You’d think I’d be in great shape for novel number three. If number two was easier than number one, number three should be easier than number two, right? Wrong. I had a long period of trial and error with this one before I figured out (I think! I hope!) how the story needed to be told and what fell within its purview.
You were an editor at Glamour. What did magazine editing teach you about novel writing?
Glamour taught me to get to the point and to be clear. When I was hired, at age 25, the editors I reported to were very open to me doing some (unpaid, on my own time) writing for the magazine.

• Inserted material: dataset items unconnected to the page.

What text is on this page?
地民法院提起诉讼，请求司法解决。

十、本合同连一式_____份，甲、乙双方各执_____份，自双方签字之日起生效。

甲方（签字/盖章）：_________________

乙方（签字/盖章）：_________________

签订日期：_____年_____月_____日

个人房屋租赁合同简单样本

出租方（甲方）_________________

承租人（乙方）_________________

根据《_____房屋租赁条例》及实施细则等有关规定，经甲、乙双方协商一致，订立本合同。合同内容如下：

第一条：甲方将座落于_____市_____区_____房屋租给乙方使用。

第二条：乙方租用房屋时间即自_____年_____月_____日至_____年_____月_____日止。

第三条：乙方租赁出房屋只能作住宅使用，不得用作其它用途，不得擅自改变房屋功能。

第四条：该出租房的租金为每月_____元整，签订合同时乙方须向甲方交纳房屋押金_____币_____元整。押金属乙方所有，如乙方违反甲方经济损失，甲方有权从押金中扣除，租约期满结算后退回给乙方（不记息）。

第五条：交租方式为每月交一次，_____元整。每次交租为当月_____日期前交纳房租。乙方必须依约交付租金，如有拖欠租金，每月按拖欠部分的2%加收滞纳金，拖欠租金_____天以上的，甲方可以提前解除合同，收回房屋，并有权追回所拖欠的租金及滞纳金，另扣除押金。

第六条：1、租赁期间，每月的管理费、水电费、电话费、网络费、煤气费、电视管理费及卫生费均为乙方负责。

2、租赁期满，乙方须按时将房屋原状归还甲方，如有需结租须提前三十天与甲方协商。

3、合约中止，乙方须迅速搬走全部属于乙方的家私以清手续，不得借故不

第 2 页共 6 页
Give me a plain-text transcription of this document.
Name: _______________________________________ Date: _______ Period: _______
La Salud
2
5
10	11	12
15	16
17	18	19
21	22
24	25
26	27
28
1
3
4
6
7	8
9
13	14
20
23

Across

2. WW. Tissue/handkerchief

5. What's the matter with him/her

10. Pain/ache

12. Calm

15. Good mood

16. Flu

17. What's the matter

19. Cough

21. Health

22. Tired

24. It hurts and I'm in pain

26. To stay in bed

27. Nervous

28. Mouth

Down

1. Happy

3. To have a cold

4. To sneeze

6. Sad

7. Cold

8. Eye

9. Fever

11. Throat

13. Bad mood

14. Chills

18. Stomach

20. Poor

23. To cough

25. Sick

There were various columns and items you could put yourself forward for. I remember getting back something I’d submitted with the phrase “Throat clearing!” scrawled next to the first paragraph by the editor-in-chief. She was totally right. None of my college professors had broken me of my default let’s-back-into-the subject approach. They tended to be focused on other things in my writing than clarity and concision. Unfortunately.
Of course any kind of editing work gives you practice in spotting slackness and imprecision. But the writing I did for Glamour taught me more than the editing, which was 95 percent of my job. It’s always easier to see infelicities in other people’s writing than in your own.

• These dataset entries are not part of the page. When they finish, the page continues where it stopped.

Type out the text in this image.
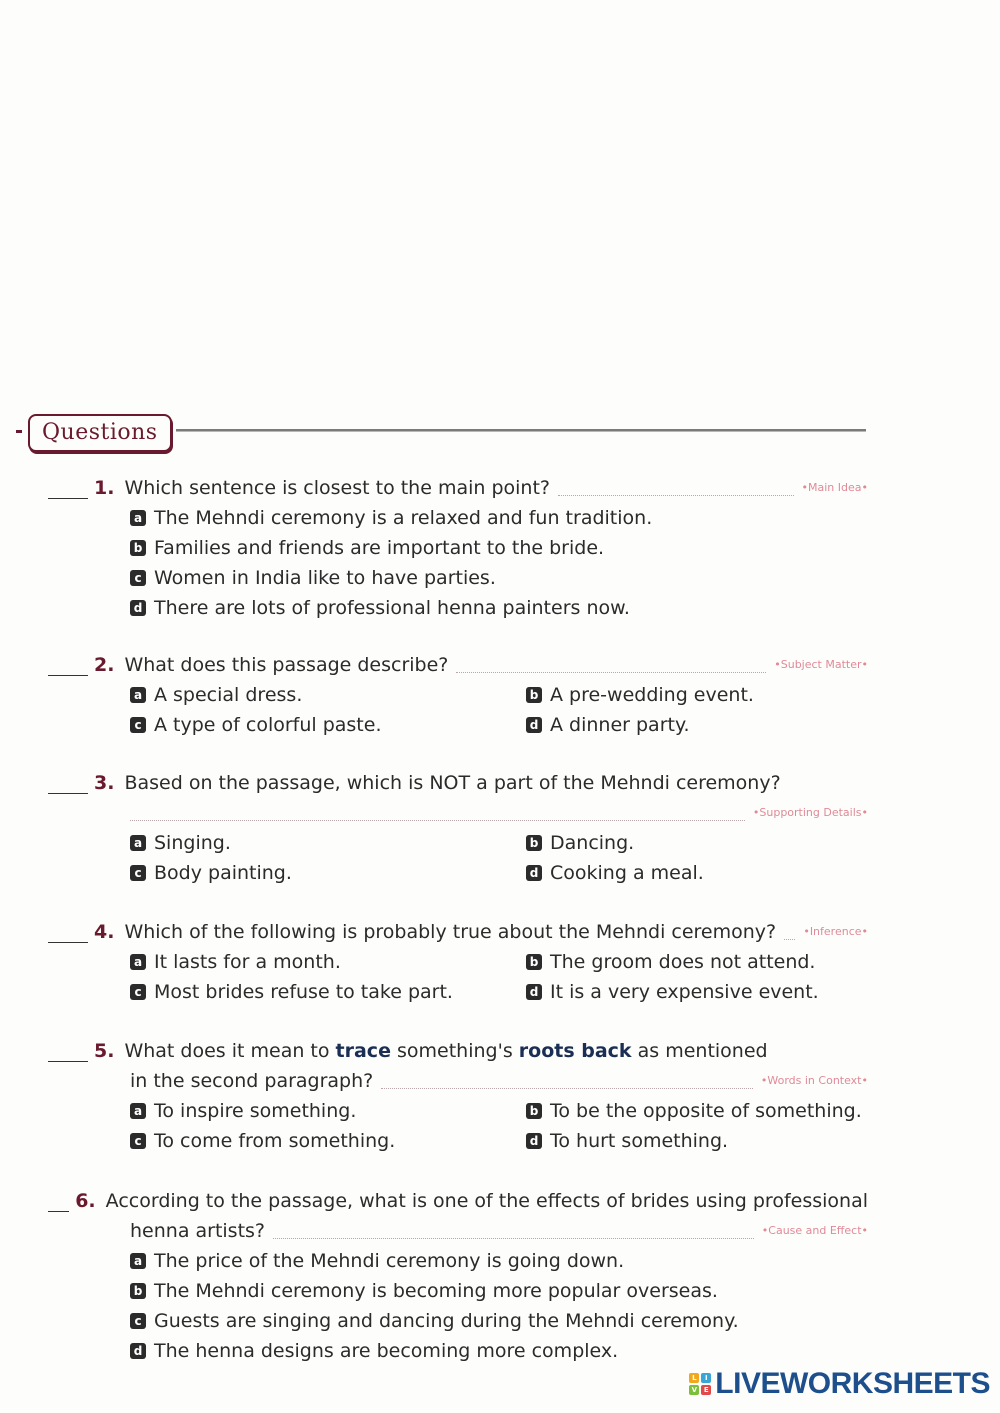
Questions
1. Which sentence is closest to the main point?	•Main Idea•
a The Mehndi ceremony is a relaxed and fun tradition.
b Families and friends are important to the bride.
c Women in India like to have parties.
d There are lots of professional henna painters now.
2. What does this passage describe?	•Subject Matter•
a A special dress.	b A pre-wedding event.
c A type of colorful paste.	d A dinner party.
3. Based on the passage, which is NOT a part of the Mehndi ceremony?
•Supporting Details•
a Singing.	b Dancing.
c Body painting.	d Cooking a meal.
4. Which of the following is probably true about the Mehndi ceremony? •Inference•
a It lasts for a month.	b The groom does not attend.
c Most brides refuse to take part.	d It is a very expensive event.
5. What does it mean to trace something's roots back as mentioned
in the second paragraph?	•Words in Context•
a To inspire something.	b To be the opposite of something.
c To come from something.	d To hurt something.
6. According to the passage, what is one of the effects of brides using professional
henna artists?	•Cause and Effect•
a The price of the Mehndi ceremony is going down.
b The Mehndi ceremony is becoming more popular overseas.
c Guests are singing and dancing during the Mehndi ceremony.
d The henna designs are becoming more complex.
L	I
V E LIVEWORKSHEETS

Which books or authors did you read as a kid that made you want to be a writer?
I loved the Oz books as a kid and remember being in my school library in first grade and deciding that I too wanted to write a series of books. But I was a very serious little kid and I determined that I was only going to write books for grownups (even though I didn’t yet read books for grownups), not children. Johnny Tremain, which I read in fifth grade, was tremendously exciting to me—this idea that you could drop a fictional character into real history. I imitated it with a long narrative about a slave girl who escapes to the North before the Civil War. It got published because my mom sent it around and a small press took it. A little later, I got kind of lost, writing-wise. Maybe I was distracted by becoming a teenager, but I would start things and I couldn’t finish them anymore. Then, at 15, I read The World According to Garp and it was like being shot out of a cannon. I couldn’t believe a novel could sound like that, behave like that—could be so irreverent and energetic and up-to-the-moment. I started writing again, very imitatively. Then, at 17, came Proust. Another “wow, novels can be like that?” experience. Now I loved the slow, speculating, analytical narrator. I loved the intellectualism. Probably Proust had a very bad effect on my own writing efforts, as did, later, George Eliot and Edith Wharton and Henry James. I’m not magisterial. I wanted to be, for a long time, but, um, no.

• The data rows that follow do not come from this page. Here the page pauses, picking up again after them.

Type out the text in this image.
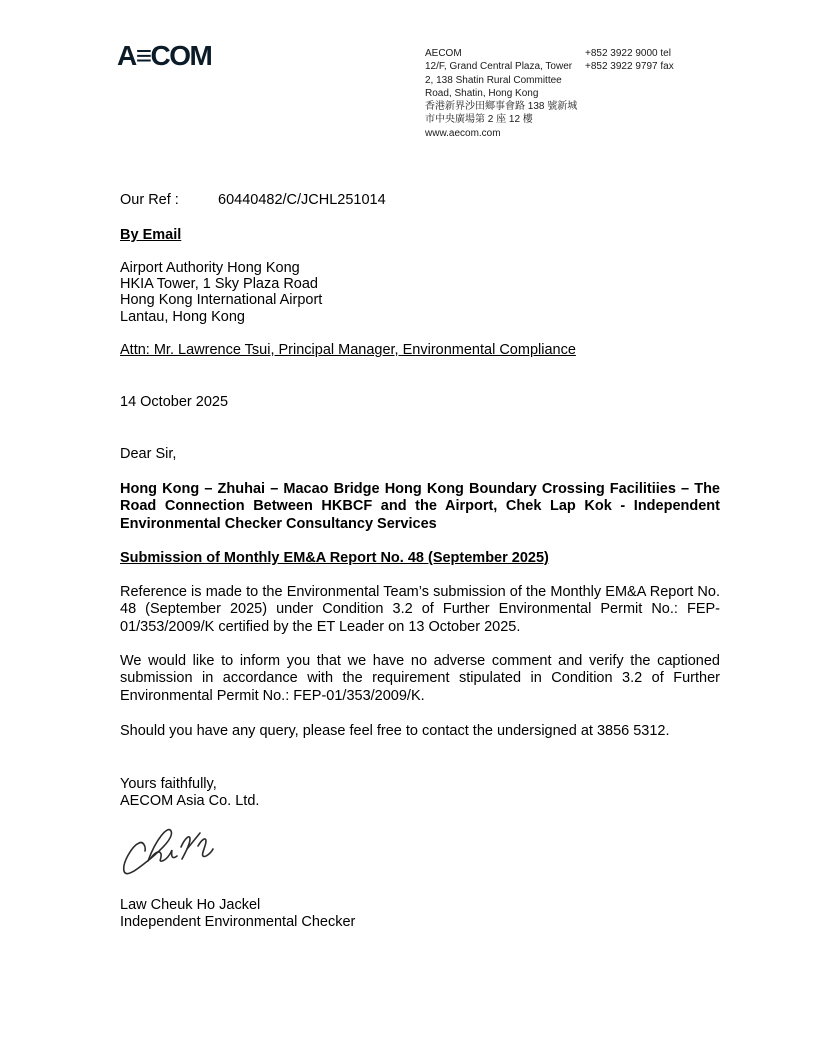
A≡COM	AECOM
12/F, Grand Central Plaza, Tower
2, 138 Shatin Rural Committee
Road, Shatin, Hong Kong
香港新界沙田鄉事會路 138 號新城
市中央廣場第 2 座 12 樓
www.aecom.com
+852 3922 9000 tel
+852 3922 9797 fax
Our Ref :	60440482/C/JCHL251014
By Email
Airport Authority Hong Kong
HKIA Tower, 1 Sky Plaza Road
Hong Kong International Airport
Lantau, Hong Kong
Attn: Mr. Lawrence Tsui, Principal Manager, Environmental Compliance
14 October 2025
Dear Sir,
Hong Kong – Zhuhai – Macao Bridge Hong Kong Boundary Crossing Facilitiies – The Road Connection Between HKBCF and the Airport, Chek Lap Kok - Independent Environmental Checker Consultancy Services
Submission of Monthly EM&A Report No. 48 (September 2025)
Reference is made to the Environmental Team’s submission of the Monthly EM&A Report No. 48 (September 2025) under Condition 3.2 of Further Environmental Permit No.: FEP-01/353/2009/K certified by the ET Leader on 13 October 2025.
We would like to inform you that we have no adverse comment and verify the captioned submission in accordance with the requirement stipulated in Condition 3.2 of Further Environmental Permit No.: FEP-01/353/2009/K.
Should you have any query, please feel free to contact the undersigned at 3856 5312.
Yours faithfully,
AECOM Asia Co. Ltd.
Law Cheuk Ho Jackel
Independent Environmental Checker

Who are your biggest influences now?
I’m influenced by just about every single book I read. Everything gives me one idea or another about what I’m working on—what elements I might try to copy. So I’ll just talk about what I’m reading right now. I’m in the middle of the second volume of Karl Ove Knuasgaard’s My Struggle. Incredibly stimulating. I love it. I was at the Brooklyn Book Festival a few weeks ago and there was a panel on contemporary writers who are intentionally blurring the distinction between fiction and autobiography, who are very interested in unpacking the moment-to-moment experiences of one mind. Like Proust, but less clearly fictionalized. Besides, Knausgaard, there’s Ben Lerner, Teju Cole, and Sheila Heti. I’m fascinated by these writers. Sometimes I love what they do and sometimes they aggravate me. Mostly I’m into it. I don’t think I’d ever try to write like them, but anything that fascinates one can’t help but influence one somehow.
I’m also reading and rereading Virginia Woolf, primarily Mrs. Dalloway and To the Lighthouse, for the novel I’m working on now.